Daryl Van Schouwen got a hold of Kenny Williams, who says he says he's "not in a good place" and "not so pleasant to be around right now," which, whatever, who cares. But there was one sentence that jumped out to me, because it included the same word Hahn used after last season, and the particular context of the White Sox front office continues to pervert the definition:
Williams said he wasn’t putting Hahn or anyone else in the front office on notice by saying changes would have to be made if the Sox don’t win.
“No, that’s ultimately ownership call,” Williams said. “I’m talking about the realities of sports. When you do not accomplish the goal at hand, and you’ve been given the opportunities we’ve been fortunate to be given to try to rebuild this thing, to tear it down and rebuild it — and we were on the right track and right now the train is off the rails a little bit — it would be naïve of me to think if things don’t correct themselves that we wouldn’t be looked at as well. As it should be.
“Accountability around here is not a problem.”
That's a fascinating sentence, because the way he meant it and the way it's actually true are two completely different things.
I'm sure Williams intended to express that the White Sox have high expectations and are willing to take hard looks and make tough calls when things go wrong.
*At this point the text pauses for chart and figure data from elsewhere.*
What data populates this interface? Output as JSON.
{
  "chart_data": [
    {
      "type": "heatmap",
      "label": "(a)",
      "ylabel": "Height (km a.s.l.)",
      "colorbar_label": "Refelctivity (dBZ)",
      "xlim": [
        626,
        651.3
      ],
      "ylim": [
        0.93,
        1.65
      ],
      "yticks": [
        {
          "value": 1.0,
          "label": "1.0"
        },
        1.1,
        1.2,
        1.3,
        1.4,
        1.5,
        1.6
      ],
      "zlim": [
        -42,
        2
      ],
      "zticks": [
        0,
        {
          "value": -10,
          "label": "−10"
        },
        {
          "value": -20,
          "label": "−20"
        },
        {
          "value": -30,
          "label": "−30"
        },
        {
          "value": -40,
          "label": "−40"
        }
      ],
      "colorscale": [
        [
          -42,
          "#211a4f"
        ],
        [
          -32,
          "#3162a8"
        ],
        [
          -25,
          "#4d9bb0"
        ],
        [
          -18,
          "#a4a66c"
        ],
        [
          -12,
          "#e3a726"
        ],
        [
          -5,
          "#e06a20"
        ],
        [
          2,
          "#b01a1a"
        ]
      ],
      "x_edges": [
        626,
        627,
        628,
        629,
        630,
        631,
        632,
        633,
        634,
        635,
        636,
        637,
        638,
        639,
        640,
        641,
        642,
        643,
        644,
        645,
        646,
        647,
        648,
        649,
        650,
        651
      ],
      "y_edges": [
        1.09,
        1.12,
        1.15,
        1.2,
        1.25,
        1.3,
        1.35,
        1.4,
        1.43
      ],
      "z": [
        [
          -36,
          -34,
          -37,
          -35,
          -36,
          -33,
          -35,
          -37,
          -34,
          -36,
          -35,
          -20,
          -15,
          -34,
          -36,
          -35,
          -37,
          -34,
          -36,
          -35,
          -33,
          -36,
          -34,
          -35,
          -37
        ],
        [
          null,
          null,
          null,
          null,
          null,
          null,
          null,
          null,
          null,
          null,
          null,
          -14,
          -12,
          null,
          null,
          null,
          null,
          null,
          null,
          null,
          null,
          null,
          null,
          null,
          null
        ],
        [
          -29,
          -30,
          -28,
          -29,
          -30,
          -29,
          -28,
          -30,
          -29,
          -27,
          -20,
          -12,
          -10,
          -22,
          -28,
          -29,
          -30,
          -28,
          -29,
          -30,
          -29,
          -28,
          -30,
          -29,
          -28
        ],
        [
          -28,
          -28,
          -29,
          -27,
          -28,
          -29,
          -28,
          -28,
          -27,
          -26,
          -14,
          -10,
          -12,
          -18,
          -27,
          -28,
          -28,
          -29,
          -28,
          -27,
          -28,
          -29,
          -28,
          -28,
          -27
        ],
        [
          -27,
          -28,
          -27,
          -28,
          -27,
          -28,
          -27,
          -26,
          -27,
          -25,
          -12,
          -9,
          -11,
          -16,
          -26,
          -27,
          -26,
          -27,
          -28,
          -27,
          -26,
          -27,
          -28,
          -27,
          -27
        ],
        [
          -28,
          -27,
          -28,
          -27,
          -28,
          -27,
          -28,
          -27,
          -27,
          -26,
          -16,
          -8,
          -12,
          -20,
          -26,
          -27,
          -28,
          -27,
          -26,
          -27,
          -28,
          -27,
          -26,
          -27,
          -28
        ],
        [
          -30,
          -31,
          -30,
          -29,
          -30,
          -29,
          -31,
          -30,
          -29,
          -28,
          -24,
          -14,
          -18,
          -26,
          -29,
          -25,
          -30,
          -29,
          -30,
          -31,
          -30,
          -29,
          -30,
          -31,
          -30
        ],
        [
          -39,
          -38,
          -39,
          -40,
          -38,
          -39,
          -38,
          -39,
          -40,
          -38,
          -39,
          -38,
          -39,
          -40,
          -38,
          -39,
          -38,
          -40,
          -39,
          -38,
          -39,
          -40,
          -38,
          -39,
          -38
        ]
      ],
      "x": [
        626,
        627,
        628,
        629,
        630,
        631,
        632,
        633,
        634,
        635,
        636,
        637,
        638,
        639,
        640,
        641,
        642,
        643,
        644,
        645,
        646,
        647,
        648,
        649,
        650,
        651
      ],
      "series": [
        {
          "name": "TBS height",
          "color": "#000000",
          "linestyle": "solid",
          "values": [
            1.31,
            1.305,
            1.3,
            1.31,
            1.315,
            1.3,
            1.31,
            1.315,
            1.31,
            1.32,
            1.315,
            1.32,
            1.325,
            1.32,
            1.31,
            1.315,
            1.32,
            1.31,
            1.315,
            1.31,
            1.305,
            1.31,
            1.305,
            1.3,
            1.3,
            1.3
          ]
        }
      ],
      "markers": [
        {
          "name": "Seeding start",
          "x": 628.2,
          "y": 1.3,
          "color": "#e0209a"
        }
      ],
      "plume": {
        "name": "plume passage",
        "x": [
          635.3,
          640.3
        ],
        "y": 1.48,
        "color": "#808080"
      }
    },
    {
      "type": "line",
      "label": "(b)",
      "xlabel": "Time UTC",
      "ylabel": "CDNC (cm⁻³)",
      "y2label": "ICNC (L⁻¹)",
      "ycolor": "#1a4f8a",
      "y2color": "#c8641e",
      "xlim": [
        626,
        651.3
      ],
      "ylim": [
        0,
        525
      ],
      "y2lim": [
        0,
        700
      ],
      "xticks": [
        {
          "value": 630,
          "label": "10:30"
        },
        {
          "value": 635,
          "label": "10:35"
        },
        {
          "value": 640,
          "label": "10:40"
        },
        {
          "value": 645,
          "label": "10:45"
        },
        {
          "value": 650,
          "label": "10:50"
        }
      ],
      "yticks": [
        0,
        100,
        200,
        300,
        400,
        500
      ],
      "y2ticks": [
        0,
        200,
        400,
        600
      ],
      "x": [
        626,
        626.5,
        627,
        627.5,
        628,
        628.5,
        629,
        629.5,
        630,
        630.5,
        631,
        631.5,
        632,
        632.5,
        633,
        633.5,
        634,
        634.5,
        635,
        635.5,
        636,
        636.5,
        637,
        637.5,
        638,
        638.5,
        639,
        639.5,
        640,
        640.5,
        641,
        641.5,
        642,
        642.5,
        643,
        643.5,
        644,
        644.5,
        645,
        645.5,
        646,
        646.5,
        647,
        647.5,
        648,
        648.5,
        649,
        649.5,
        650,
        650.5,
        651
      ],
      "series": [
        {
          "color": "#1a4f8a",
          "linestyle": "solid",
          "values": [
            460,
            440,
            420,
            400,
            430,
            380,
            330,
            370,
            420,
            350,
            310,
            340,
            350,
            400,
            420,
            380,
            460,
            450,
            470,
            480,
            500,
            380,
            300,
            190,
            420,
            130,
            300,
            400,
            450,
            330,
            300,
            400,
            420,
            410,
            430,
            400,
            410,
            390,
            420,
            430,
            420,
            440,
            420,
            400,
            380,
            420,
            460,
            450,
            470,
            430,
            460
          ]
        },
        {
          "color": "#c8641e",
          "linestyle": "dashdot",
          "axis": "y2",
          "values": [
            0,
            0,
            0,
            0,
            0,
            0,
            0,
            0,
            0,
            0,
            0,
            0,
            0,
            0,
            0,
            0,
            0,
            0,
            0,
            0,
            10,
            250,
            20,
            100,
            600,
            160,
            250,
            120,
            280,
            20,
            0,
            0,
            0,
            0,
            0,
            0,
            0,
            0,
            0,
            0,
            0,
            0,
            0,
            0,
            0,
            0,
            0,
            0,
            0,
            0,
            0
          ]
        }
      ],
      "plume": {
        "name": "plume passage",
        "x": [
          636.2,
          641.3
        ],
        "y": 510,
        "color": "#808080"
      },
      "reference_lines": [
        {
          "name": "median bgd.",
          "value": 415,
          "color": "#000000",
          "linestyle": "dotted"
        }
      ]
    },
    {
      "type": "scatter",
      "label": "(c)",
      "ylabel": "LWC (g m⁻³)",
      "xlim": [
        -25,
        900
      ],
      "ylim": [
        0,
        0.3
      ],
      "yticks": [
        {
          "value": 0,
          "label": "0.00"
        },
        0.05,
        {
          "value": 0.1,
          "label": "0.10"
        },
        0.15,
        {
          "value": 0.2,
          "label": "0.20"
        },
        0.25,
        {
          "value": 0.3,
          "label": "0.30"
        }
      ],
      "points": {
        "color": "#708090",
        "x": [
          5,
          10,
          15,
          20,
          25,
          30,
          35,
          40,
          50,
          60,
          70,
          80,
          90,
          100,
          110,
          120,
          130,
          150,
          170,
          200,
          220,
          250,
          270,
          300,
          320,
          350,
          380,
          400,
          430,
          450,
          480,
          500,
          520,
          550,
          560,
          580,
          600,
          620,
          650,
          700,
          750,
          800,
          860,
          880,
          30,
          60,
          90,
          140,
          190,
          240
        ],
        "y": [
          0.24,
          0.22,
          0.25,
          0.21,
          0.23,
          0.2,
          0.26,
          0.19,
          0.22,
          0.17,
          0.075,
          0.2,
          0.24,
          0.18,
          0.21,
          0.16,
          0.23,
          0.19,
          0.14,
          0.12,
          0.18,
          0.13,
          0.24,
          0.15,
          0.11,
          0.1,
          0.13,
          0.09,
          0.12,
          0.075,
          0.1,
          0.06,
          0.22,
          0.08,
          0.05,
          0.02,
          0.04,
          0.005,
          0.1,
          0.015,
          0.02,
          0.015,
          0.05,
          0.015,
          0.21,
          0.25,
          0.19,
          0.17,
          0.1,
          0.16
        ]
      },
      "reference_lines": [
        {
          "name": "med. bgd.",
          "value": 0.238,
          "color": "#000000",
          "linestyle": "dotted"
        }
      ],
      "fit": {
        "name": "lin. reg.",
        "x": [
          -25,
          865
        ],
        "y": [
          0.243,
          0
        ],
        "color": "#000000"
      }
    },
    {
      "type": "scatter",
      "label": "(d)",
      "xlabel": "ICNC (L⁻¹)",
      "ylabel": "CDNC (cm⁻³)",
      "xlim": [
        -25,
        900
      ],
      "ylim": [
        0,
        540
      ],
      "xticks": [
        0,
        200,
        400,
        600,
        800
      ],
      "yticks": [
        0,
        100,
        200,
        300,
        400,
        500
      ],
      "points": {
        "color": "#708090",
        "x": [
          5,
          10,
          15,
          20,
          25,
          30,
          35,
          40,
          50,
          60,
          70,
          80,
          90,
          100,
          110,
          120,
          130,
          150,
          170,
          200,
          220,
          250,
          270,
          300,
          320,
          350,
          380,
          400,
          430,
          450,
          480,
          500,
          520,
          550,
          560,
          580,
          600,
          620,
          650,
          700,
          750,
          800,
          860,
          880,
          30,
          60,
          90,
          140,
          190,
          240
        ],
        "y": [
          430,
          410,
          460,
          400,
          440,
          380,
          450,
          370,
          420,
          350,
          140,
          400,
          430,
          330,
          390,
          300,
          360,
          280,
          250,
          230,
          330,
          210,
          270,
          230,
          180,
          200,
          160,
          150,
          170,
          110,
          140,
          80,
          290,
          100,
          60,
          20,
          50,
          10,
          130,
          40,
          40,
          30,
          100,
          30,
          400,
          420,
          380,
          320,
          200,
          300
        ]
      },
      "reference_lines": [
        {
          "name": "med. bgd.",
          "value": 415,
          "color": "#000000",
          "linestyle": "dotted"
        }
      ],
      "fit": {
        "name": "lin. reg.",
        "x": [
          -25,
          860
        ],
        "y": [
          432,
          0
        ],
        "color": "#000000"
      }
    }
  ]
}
But given that the White Sox haven't accomplished anything meaningful since 2005 and failures have been met with shrugs and promotions, it turns out that accountability is not a problem for White Sox executives because accountability simply doesn't exist.
It's like when Hahn said last October that questioning the entrenchment of the front office was "a fair question given pro sports and given the accountability we all want to have," only to realize that most people would prefer zero accountability if they could still maintain their titles and salaries, and Hahn happens to be living that dream.
And if that's not enough, this all dropped right after the Pirates handed Bryan Reynolds an eight-year, $106 million contract extension, leaving the Athletics, Royals and White Sox as the last teams that haven't been willing to commit nine figures to any player. Not only do the Pirates have the White Sox's inverse record at 16-7, but now Jerry Reinsdorf is making Bob Nutting look like George Steinbrenner.
These are merely the most recent advancements in the ongoing progression of "late-stage White Sox," which is my unified theory of the way Reinsdorf's general neglect led to a pervasive rot that can't be reversed by the current leadership.
Hahn hired Grifol under the assumption that the White Sox weren't prepared, and now Lynn is saying the White Sox are flailing because they're struggling with preparation, which can only mean that the talent is the problem.
Here's a reminder that the White Sox are at the height of their alleged contention window and they're still grappling with fundamental questions like "Are our players any good?" and "What are we telling them?" What does that say to you? And will Reinsdorf ever care to hear it?